6318. — À MADAME LA COMTESSE D’ARGENTAL.
18 avril.

Je remercie bien l’une de mes anges de son aimable lettre. Je conviens avec elle que la première maxime de la politique est de se bien porter. Il est certain que le travail forcé abrège les jours ; mais vous conviendrez aussi, mes anges, que la correspondance avec les cabinets de tous les princes de l’Europe est plus agréable qu’une relation suivie avec des charpentiers de vaisseaux, et avec des entrepreneurs vous faisant le détail de leur équipement et de tous leurs agrès ; c’est une langue toute nouvelle, et que je soupçonne d’être fort rebutante. Il me semble qu’un bénéfice simple de chef du conseil des finances, avec cinquante mille livres de rente, est beaucoup plus plaisant. Je tiens d’ailleurs qu’il n’est beau d’être à la tête d’une marine que quand on a cent vaisseaux de ligne, sans compter les frégates.

À propos de marine, le Sextus-Pompée[1] de mon petit ex-jésuite était un très-grand marin ; il désola quelque temps ces marauds de triumvirs sur mer. L’auteur a bien retravaillé, il a radoubé son vaisseau tant qu’il a pu ; mais il dit que sa barque n’arrivera jamais à Tendre[2]. Ce qui lui plaît actuellement de cet ouvrage, c’est qu’il a fourni des remarques assez curieuses sur l’histoire romaine, et sur les temps de barbarie et d’horreur que chaque nation a éprouvés. Le tout pourra faire un volume qui amusera quelques penseurs ; c’est à quoi il faut se réduire.

Mlle Clairon me mande qu’elle ne rentrera point. On veut s’en tenir à la déclaration de Louis XIII. On ne songe pas, ce me semble, que du temps de Louis XIII les comédiens n’étaient pas pensionnaires du roi, et qu’il est contradictoire d’attacher quelque honte à ses domestiques. Je ne puis blâmer une actrice qui aime mieux renoncer à son art que de l’exercer avec honte. De mille absurdités qui m’ont révolté depuis cinquante ans, une des plus monstrueuses, à mon avis, est de déclarer infâmes ceux qui récitent de beaux vers par ordre du roi. Pauvre nation, qui n’existe actuellement dans l’Europe que par les beaux-arts, et qui cherche à les déshonorer !
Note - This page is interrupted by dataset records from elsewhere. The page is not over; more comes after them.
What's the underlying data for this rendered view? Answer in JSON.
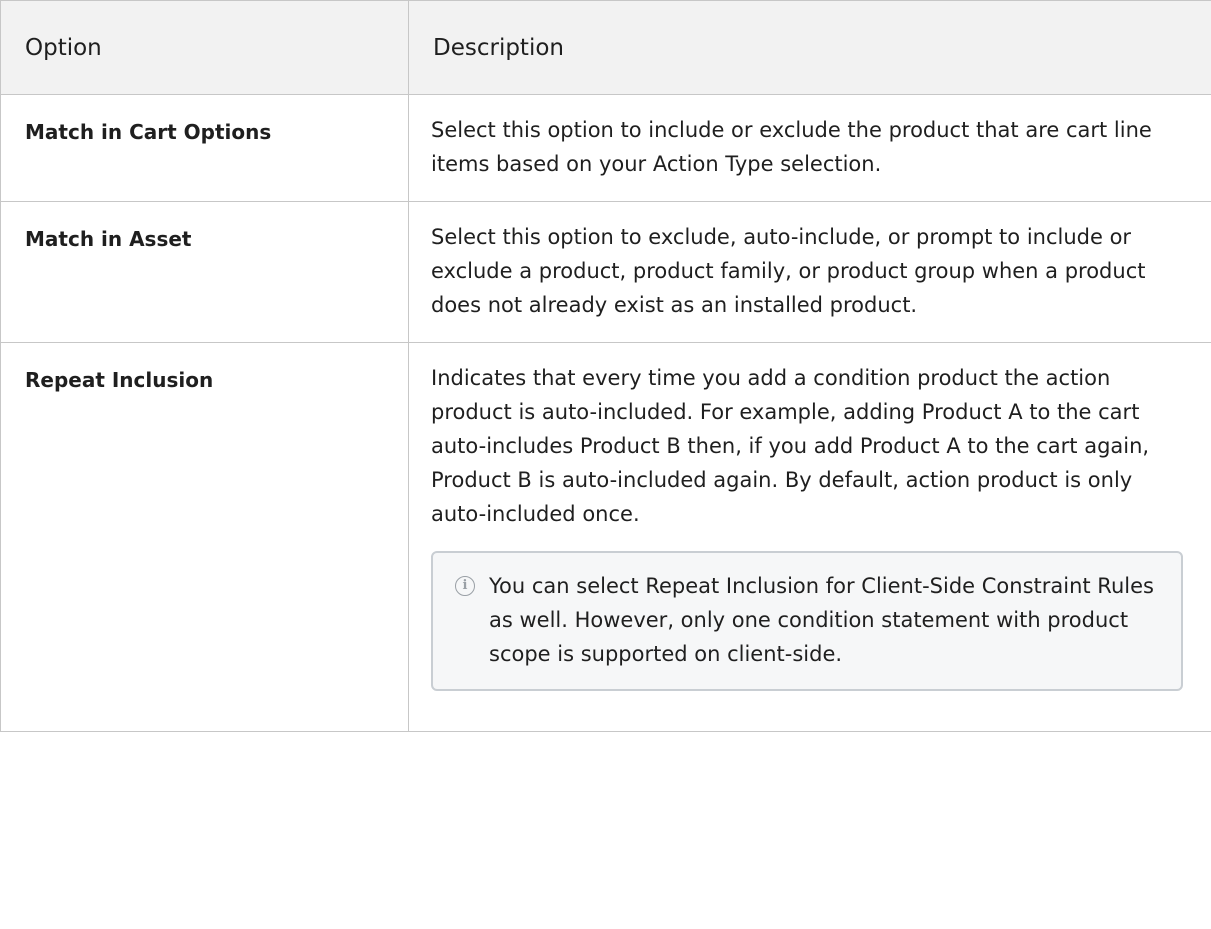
{
  "table": {
    "headers": [
      "Option",
      "Description"
    ],
    "rows": [
      {
        "option": "Match in Cart Options",
        "description": "Select this option to include or exclude the product that are cart line items based on your Action Type selection."
      },
      {
        "option": "Match in Asset",
        "description": "Select this option to exclude, auto-include, or prompt to include or exclude a product, product family, or product group when a product does not already exist as an installed product."
      },
      {
        "option": "Repeat Inclusion",
        "description": "Indicates that every time you add a condition product the action product is auto-included. For example, adding Product A to the cart auto-includes Product B then, if you add Product A to the cart again, Product B is auto-included again. By default, action product is only auto-included once.",
        "note": {
          "icon": "info-icon",
          "text": "You can select Repeat Inclusion for Client-Side Constraint Rules as well. However, only one condition statement with product scope is supported on client-side."
        }
      }
    ]
  }
}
Je vois rarement M. le chevalier de Beauteville, tout grand partisan qu’il est de la comédie ; il y a deux ans que je ne sors point de chez moi, et je n’en sortirai que pour aller où est Pradon. Pour le peu que j’ai vu M. de Beauteville, il m’a paru beaucoup plus instruit que ne l’est d’ordinaire un chevalier de Malte et un militaire. Il a de la fécondité dans la conversation, simple, naturel, mettant les gens à leur aise ; en un mot, il m’a paru fort aimable. M. Hennin est fort fâché de la retraite de M. le duc de Praslin, et de celle de M. de Saint-Foix[3]. M. de Taulès, qui a aussi beaucoup d’esprit, ne me paraît fâché de rien.

Vous reverrez bientôt M. de Chabanon avec un plan, et ce plan me paraît prodigieusement intéressant. L’ex-jésuite dit que, s’il y avait songé, il lui aurait donné la préférence sur ce maudit Triumvirat, qui ne peut être joué que sur le théâtre de l’abbé de Caveyrac, le jour de la Saint-Barthélemy. Je lui ai proposé de donner les Vêpres Siciliennes[4] pour petite pièce.

Je viens de lire une seconde édition des Nouveaux Mélanges de Cramer. Je me suis mis à rire à ces mots : « L’âme immortelle a donc son berceau entre ces deux trous[5] ! Vous me dites, madame, que cette description n’est ni dans le goût de Tibulle, ni dans celui de Quinault ; d’accord, ma bonne ; mais je ne suis pas en humeur de te dire ici des galanteries. »

J’ai demandé à Cramer quel était l’original qui avait écrit tout cela. Il m’a répondu que c’était un vieux philosophe fort bizarre, qui tantôt avait la nature humaine en horreur, et tantôt badinait avec elle.

Je me mets sous les ailes de mes anges pour le reste de mes jours. Mme Denis et moi, nous vous remercions d’avoir lavé la tête à Pierre[6]. M. Dupuits n’en sait encore rien, parce qu’il est en Franche-Comté ; sa petite femme, qui en sait quelque chose, est à vos pieds ; elle est très-avisée.

  1. Personnage de la tragédie du Triumvirat.
  2. La carte du pays de Tendre est au premier livre de Clélie, roman de Mlle de Scudéri.
  3. Ou plutôt Sainte-Foix, trésorier général de la marine.
  4. M. Casimir Delavigne a fait une tragédie sur ce sujet, en 1819.
  5. Cette première phrase est la seule qu’on lise dans le tome III des Mélanges, page 92, de la première édition. Tout le passage doit se trouver dans la seconde édition, qui est de la même année ; il est dans l’édition in-4o ; voyez la note, tome XIX, page 425.
  6. Pierre Corneille, père de Mme Dupuits.